Attendu par beaucoup de joueurs, les courses en maxi-trail arrivent sur la saga. Pour nous, il y a une marge de progression au niveau du ressenti de la glisse et des terrains. © Milestone
Graphismes et immersion : un contraste saisissant
Techniquement, Unreal Engine 5 fait des merveilles avec une modélisation des motos exceptionnelle. Plus de 340 machines superbement reproduites sont livrées avec des détails mécaniques impressionnants. Cependant, les visages des pilotes accusent un certain retard technologique. Les courtes cinématiques d’avant-course souffrent de modèles humains datés, mais une fois en course, l’éclairage travaillant et les décors sont impressionnants.

La météo dynamique et le cycle jour/nuit renforcent l’immersion, bien que le rendu sur terre laisse parfois à désirer. Côté son, l’ambiance est annoncée comme plus authentique, mais certains modèles sonnent étonnamment fades.

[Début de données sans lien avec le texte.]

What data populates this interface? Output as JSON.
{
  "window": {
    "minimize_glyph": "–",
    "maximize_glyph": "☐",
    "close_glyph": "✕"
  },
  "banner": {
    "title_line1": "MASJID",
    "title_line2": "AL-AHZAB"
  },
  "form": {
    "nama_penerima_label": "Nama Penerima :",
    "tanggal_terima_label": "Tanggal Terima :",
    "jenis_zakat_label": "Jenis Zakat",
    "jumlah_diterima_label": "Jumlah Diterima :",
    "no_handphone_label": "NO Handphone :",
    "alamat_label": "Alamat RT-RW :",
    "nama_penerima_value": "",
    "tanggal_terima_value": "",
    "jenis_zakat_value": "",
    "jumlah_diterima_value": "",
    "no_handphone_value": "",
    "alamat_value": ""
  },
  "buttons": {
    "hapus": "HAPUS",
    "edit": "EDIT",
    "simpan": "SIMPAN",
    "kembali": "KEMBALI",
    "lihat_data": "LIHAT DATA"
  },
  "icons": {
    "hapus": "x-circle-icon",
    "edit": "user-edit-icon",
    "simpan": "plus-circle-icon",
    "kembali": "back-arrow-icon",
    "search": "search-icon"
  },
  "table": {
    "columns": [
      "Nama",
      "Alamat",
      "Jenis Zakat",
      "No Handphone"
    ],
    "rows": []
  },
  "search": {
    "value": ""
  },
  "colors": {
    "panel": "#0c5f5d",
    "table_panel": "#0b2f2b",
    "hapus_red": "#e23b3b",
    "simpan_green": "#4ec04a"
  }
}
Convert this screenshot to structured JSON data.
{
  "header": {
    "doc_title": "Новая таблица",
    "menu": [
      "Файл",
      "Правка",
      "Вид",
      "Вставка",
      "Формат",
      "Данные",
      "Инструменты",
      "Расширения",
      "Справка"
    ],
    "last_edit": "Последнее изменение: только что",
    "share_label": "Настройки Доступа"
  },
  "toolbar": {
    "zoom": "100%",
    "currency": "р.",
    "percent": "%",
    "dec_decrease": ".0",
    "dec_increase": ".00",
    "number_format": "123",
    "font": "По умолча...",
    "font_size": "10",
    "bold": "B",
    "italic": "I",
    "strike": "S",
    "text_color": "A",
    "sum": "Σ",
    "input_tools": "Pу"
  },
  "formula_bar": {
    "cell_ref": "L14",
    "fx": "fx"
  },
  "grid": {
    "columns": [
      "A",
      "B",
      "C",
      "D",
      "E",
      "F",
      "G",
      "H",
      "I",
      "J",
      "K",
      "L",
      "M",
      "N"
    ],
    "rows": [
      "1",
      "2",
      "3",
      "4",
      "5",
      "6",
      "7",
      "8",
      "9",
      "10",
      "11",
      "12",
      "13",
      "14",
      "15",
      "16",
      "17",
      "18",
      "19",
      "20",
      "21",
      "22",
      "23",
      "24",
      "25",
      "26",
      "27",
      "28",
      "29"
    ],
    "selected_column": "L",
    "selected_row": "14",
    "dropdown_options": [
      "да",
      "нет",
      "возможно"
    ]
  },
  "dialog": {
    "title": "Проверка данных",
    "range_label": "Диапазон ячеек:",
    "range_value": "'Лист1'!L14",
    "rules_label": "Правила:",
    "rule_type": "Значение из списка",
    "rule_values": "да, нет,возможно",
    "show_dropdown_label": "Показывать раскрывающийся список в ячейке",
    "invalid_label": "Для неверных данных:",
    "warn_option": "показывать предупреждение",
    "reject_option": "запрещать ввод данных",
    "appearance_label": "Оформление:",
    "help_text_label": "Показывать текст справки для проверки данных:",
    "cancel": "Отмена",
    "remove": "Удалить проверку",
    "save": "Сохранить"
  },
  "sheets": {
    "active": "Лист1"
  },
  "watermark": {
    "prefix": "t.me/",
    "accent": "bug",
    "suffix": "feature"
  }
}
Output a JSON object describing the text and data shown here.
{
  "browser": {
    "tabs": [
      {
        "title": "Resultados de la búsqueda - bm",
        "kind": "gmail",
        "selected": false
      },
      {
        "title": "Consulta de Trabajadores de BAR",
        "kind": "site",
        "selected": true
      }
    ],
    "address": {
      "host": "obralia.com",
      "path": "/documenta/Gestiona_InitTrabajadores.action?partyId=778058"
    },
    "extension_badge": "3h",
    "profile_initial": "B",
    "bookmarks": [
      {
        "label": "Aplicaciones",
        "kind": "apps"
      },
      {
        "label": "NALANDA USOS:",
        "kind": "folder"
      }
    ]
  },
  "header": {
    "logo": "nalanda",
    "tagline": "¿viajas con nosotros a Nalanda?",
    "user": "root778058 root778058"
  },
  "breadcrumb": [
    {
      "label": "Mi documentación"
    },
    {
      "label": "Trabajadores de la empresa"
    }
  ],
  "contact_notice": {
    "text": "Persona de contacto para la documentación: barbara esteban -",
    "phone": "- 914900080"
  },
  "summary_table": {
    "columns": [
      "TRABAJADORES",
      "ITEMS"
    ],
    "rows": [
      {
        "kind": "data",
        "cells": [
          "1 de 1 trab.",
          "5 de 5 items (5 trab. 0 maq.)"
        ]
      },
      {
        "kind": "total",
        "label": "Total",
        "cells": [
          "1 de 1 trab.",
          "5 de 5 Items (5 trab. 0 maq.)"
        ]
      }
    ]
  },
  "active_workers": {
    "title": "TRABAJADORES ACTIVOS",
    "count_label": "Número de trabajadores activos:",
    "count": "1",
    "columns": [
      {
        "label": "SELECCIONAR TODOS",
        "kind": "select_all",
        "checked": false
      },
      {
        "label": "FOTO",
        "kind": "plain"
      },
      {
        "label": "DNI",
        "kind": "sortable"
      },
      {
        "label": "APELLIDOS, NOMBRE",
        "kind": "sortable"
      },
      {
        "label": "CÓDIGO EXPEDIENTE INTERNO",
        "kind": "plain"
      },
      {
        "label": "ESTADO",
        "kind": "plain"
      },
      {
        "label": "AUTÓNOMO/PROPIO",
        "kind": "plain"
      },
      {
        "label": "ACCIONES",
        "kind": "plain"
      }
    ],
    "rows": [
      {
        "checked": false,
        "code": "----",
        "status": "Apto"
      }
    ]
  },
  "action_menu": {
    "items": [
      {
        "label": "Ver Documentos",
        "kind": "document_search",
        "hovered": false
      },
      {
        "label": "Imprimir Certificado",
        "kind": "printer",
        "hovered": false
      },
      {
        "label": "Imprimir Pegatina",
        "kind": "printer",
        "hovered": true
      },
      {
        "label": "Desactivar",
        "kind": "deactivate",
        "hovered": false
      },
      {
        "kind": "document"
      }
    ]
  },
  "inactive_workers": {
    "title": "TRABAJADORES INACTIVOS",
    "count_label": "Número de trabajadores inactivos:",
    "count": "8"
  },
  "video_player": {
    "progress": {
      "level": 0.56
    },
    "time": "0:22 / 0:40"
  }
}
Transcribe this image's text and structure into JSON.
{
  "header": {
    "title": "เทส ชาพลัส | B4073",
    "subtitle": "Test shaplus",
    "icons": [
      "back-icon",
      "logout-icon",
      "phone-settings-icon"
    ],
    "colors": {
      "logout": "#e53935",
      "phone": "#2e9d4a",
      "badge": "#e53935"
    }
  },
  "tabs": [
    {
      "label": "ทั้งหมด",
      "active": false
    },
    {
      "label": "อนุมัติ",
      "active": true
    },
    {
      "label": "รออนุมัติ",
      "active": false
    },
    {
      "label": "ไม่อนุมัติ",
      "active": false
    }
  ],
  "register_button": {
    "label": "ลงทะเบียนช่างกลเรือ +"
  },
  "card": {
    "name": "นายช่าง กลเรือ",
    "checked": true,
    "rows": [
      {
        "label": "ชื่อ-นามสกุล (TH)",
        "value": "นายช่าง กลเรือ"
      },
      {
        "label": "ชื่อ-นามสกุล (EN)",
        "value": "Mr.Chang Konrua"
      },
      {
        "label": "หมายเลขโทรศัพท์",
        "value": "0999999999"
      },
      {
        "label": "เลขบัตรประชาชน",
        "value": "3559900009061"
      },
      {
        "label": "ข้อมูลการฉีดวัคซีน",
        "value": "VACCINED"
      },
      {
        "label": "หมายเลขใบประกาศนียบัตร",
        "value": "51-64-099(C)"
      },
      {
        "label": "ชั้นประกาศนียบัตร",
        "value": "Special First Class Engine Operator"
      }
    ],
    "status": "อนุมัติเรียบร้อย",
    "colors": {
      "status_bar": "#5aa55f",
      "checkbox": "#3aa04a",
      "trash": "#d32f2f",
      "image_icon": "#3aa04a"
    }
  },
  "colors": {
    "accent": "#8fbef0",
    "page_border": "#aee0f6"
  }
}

La « carte du jeu » qui se divise en trois parties (personnalisation, course et achats) est matérialisée par le Ride Fest qui sert de hub pour accéder aux différents espaces. © Milestone
Un verdict nuancé
Après trois ans d’attente, Ride 6 propose une expérience enrichie avec une physique Pro exigeante et gratifiante. Le fossé avec Ride 3 ou Ride 4 est indéniable, et le jeu constitue une porte d’entrée idéale pour les nouveaux venus. Cependant, les puristes risquent de rester sur leur faim : physique Arcade dispensable, absence d’histoire autour des modèles de motos, personnalisation limitée et son parfois décevant sont autant de points à améliorer.

Le Graal moto ? Pas encore, même si l’opus s’en approche. Ride 6 est une réussite incontestable qui mérite sa place dans toute ludothèque dédiée au deux-roues. Mais si vous possédez déjà Ride 5, il pourrait être sage d’attendre une promotion avant de faire le saut.